I don’t know if it’s because I grew up in a different time period or whether my sense of humor is just misaligned, or if it’s just that I don’t have the background necessary, but I don’t understand shit.
I don’t get any of the jokes, some are just completely undecipherable, and some comics just leave me feeling stupid as hell.
How do you guys understand any of this? What do the user demographics of this community look like?
Is this a government psyop? Are these comics evidence trails to hire super smart cryptography detectives like Cicada 3301? Are they memetic triggers for activating sleeper agents? To be honest I think I’d feel better if it was.

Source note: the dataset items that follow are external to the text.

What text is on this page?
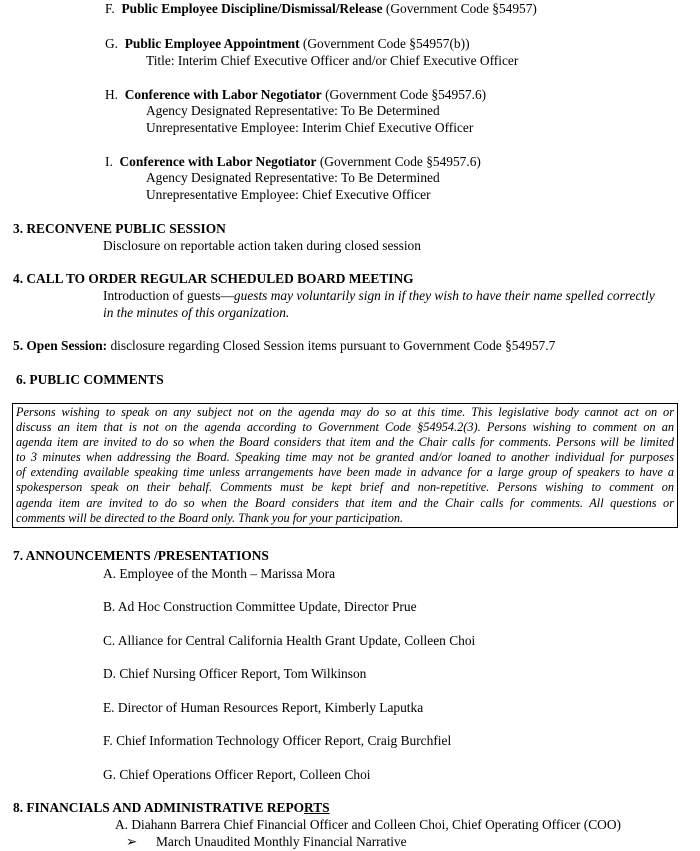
F. Public Employee Discipline/Dismissal/Release (Government Code §54957)
G. Public Employee Appointment (Government Code §54957(b))
Title: Interim Chief Executive Officer and/or Chief Executive Officer
H. Conference with Labor Negotiator (Government Code §54957.6)
Agency Designated Representative: To Be Determined
Unrepresentative Employee: Interim Chief Executive Officer
I. Conference with Labor Negotiator (Government Code §54957.6)
Agency Designated Representative: To Be Determined
Unrepresentative Employee: Chief Executive Officer
3. RECONVENE PUBLIC SESSION
Disclosure on reportable action taken during closed session
4. CALL TO ORDER REGULAR SCHEDULED BOARD MEETING
Introduction of guests—guests may voluntarily sign in if they wish to have their name spelled correctly
in the minutes of this organization.
5. Open Session: disclosure regarding Closed Session items pursuant to Government Code §54957.7
6. PUBLIC COMMENTS
Persons wishing to speak on any subject not on the agenda may do so at this time. This legislative body cannot act on or
discuss an item that is not on the agenda according to Government Code §54954.2(3). Persons wishing to comment on an
agenda item are invited to do so when the Board considers that item and the Chair calls for comments. Persons will be limited
to 3 minutes when addressing the Board. Speaking time may not be granted and/or loaned to another individual for purposes
of extending available speaking time unless arrangements have been made in advance for a large group of speakers to have a
spokesperson speak on their behalf. Comments must be kept brief and non-repetitive. Persons wishing to comment on
agenda item are invited to do so when the Board considers that item and the Chair calls for comments. All questions or
comments will be directed to the Board only. Thank you for your participation.
7. ANNOUNCEMENTS /PRESENTATIONS
A. Employee of the Month – Marissa Mora
B. Ad Hoc Construction Committee Update, Director Prue
C. Alliance for Central California Health Grant Update, Colleen Choi
D. Chief Nursing Officer Report, Tom Wilkinson
E. Director of Human Resources Report, Kimberly Laputka
F. Chief Information Technology Officer Report, Craig Burchfiel
G. Chief Operations Officer Report, Colleen Choi
8. FINANCIALS AND ADMINISTRATIVE REPORTS
A. Diahann Barrera Chief Financial Officer and Colleen Choi, Chief Operating Officer (COO)
➢ March Unaudited Monthly Financial Narrative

I think a couple things are in play:
TLDR: Like a stupid meme, many Larson comics require shared transient context we’re missing now. Some are also just fukin weird, like cow tools. But some were very accessible and became hugely popular. These mega-star strips cemented Far Side’s popularity, and which gave Larson the autonomy to stay weird when he chose. Now we waste time trying to figure out what they meant.
/thread
Thanks. I understand this a little better now. As for other comics, I’ve read Calvin and Hobbes and have no problem reading them cover to cover. And the comparison to memes make this whole thing make a lot more sense - we weren’t there for it, so it makes little sense, but they might still have been funny in its time like Markiplier farquad saying “E” was (for a few weeks some time ago) for us.
When I was young, I used to have a t-shirt of the comic where a dog is trying to lure a cat into a dryer with a sign that says “CAT FUD”. I mostly encountered his comics in a similar way. In bookstores, posters, etc. I didn’t even know the name of it at the time. So I agree it felt like a cultural thing back then to me.